In de loop van de eeuwen is Albaniana uitgegroeid tot een groot dorp waar bijna 74.000 mensen wonen. Dat is nog wel ruim 30.000 minder dan in jouw stad. Het dorp heet nu Alphen aan den Rijn. Het ligt niet meer aan de grens, maar midden in een overvol gebied dat “Randstad” genoemd wordt. En ja, het klimaat is hier nog steeds nat en kil, maar de meeste moerassen uit jouw tijd zijn verdwenen.

Inderdaad, onze kleine gemeente is geïnteresseerd in jouw evangelie-beschrijving. Ik geef toe dat ik hen daartoe aangezet heb. Omdat de Ik ben-woorden van Jezus zo belangrijk zijn, zijn we daarmee begonnen. Ik heb om de gemeente op te bouwen hen uitgenodigd eerst een aantal bijbelgedeelten te gaan lezen in wat wij nu noemen “het Oude Testament”. Woorden die jij ook direct herkende als klankbord van de woorden van Jezus. Ik heb ze zelfs een leesrooster aangeboden en ik hoop van harte dat de vonk van enthousiasme overslaat op hen.

Als collega-voorganger heb ik met heel andere uitdagingen te maken dan jij. In jouw stad Efeze was één kerk, ik vermoed een vrij grote kerk. Wij hebben in ons dorp te maken met meer dan 30 verschillende kerken. Triest dat de kerk van onze ene Heer zó verdeeld is geraakt. Ik ben dankbaar dat de meeste van die kerken Jezus belijden als de Zoon van God, want inderdaad: het gaat om Hem.

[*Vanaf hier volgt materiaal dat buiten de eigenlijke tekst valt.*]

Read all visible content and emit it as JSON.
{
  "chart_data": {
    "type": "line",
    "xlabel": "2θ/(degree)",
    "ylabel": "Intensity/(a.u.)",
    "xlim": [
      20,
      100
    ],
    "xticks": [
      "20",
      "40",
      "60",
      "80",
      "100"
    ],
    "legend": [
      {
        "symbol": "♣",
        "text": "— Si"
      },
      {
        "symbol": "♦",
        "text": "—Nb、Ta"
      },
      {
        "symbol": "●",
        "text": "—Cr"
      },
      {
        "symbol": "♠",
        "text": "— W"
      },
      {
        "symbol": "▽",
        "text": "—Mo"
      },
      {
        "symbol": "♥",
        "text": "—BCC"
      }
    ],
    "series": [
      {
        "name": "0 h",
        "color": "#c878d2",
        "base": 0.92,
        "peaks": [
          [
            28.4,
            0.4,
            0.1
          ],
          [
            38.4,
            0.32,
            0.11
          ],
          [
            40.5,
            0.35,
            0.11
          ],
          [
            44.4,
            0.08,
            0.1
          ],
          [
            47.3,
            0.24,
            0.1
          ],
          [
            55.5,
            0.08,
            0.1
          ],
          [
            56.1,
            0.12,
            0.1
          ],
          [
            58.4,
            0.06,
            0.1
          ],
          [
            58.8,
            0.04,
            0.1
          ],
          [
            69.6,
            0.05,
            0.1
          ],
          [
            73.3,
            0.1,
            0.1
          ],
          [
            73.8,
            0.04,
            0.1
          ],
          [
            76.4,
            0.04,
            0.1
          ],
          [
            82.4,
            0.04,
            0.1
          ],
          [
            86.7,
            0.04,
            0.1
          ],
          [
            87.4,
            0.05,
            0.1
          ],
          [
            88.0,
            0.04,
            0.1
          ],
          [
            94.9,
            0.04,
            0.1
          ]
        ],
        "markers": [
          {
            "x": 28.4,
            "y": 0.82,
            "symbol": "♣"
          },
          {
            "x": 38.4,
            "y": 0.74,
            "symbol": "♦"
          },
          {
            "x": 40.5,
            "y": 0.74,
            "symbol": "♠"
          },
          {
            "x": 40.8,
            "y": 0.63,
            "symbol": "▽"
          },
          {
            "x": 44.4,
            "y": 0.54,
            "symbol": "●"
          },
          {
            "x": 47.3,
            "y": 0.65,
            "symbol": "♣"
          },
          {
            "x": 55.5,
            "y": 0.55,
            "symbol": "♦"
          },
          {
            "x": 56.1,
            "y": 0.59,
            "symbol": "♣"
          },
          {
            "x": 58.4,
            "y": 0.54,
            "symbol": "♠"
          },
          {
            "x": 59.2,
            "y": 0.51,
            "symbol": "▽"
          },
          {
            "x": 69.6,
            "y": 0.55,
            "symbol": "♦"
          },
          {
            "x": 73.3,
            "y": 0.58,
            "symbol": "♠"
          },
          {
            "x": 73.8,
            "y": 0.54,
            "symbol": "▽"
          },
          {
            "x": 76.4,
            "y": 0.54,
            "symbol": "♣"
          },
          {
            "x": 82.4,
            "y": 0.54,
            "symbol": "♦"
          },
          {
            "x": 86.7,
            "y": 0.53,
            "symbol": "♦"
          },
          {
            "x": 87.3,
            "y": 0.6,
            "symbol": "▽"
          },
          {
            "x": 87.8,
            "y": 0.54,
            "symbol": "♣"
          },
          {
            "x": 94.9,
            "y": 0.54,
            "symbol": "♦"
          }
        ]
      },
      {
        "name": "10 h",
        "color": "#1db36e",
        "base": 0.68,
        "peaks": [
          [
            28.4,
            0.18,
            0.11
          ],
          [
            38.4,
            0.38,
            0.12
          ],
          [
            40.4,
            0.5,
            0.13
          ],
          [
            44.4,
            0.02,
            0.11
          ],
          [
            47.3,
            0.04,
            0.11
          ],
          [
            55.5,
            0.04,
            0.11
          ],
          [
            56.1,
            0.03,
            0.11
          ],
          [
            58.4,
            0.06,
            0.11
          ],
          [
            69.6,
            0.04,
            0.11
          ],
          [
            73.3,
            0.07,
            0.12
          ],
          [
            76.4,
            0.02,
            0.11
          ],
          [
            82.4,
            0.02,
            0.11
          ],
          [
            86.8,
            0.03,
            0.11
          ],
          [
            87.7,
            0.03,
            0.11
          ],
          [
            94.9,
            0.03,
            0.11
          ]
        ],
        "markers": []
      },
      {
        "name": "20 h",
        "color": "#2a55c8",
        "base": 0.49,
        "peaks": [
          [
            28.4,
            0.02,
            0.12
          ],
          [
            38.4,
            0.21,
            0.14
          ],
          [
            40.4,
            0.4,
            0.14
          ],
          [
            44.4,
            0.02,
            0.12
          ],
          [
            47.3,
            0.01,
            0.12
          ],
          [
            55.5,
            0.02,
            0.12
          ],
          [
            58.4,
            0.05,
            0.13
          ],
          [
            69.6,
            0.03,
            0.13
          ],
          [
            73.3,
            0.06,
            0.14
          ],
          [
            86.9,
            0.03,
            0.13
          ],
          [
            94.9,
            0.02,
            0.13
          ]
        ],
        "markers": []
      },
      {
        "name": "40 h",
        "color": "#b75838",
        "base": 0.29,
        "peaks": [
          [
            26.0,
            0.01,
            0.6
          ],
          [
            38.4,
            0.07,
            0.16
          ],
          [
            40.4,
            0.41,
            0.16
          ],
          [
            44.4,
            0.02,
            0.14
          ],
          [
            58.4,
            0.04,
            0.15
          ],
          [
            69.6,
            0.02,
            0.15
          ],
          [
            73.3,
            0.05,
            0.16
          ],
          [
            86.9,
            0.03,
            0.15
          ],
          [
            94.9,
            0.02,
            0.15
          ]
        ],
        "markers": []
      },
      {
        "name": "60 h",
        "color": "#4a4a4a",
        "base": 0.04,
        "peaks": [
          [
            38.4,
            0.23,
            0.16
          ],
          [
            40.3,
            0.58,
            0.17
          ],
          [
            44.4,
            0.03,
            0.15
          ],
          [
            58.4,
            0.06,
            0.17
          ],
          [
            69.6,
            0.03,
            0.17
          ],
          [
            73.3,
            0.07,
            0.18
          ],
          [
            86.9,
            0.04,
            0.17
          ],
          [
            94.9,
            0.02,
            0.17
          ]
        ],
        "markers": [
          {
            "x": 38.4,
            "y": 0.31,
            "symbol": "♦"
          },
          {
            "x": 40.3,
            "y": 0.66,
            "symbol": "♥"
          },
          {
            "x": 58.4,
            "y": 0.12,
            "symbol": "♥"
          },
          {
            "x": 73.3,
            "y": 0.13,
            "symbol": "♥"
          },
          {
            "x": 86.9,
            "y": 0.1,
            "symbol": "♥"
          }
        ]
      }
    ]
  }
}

Hij was en is, zoals we hier wel eens zingen “adembenemend, ontroerend dichtbij”.

Jij had te maken met mensen die beweerden dat Jezus nooit echt mens geweest is, maar een soort schijnlichaam had. Daar heb je je tegen verzet en in je evangelieverhaal betoogd dat de aardse Jezus, jouw neef, dezelfde is als de hemelse Zoon van God. In onze tijd hebben wij te maken met duizenden mensen die Jezus zien als een soort voorbeeldfiguur, die rake dingen gezegd heeft. Dat wás ook zo, maar Hij was en is veel meer dan dat. Ook zijn er legio mensen die zeggen dat er helemaal geen God is. Dat is nog erger.

Jouw brief heb ik verspreid onder onze gemeenteleden via wat tegenwoordig heet het internet. Daar heb jij natuurlijk nog nooit van gehoord, maar geloof me, het is een prachtig middel om snel en effectief de boodschap van het evangelie te verspreiden onder duizenden mensen.

Beste Johannes, ik wil het niet te lang maken (ik krijg wel vaker te horen dat ik te lang preek, maar ja, net als jij heb ik iets van “waar het hart vol van is, daar loopt de mond van over”). Indien de Heer het wil en wij leven, zal ik je op de hoogte houden van onze lees-ervaringen hier.

In Christus verbonden,

Johannes
P.S.: mijn tweede naam, achternaam genoemd, is in jouw taal: tympano of tampourlo.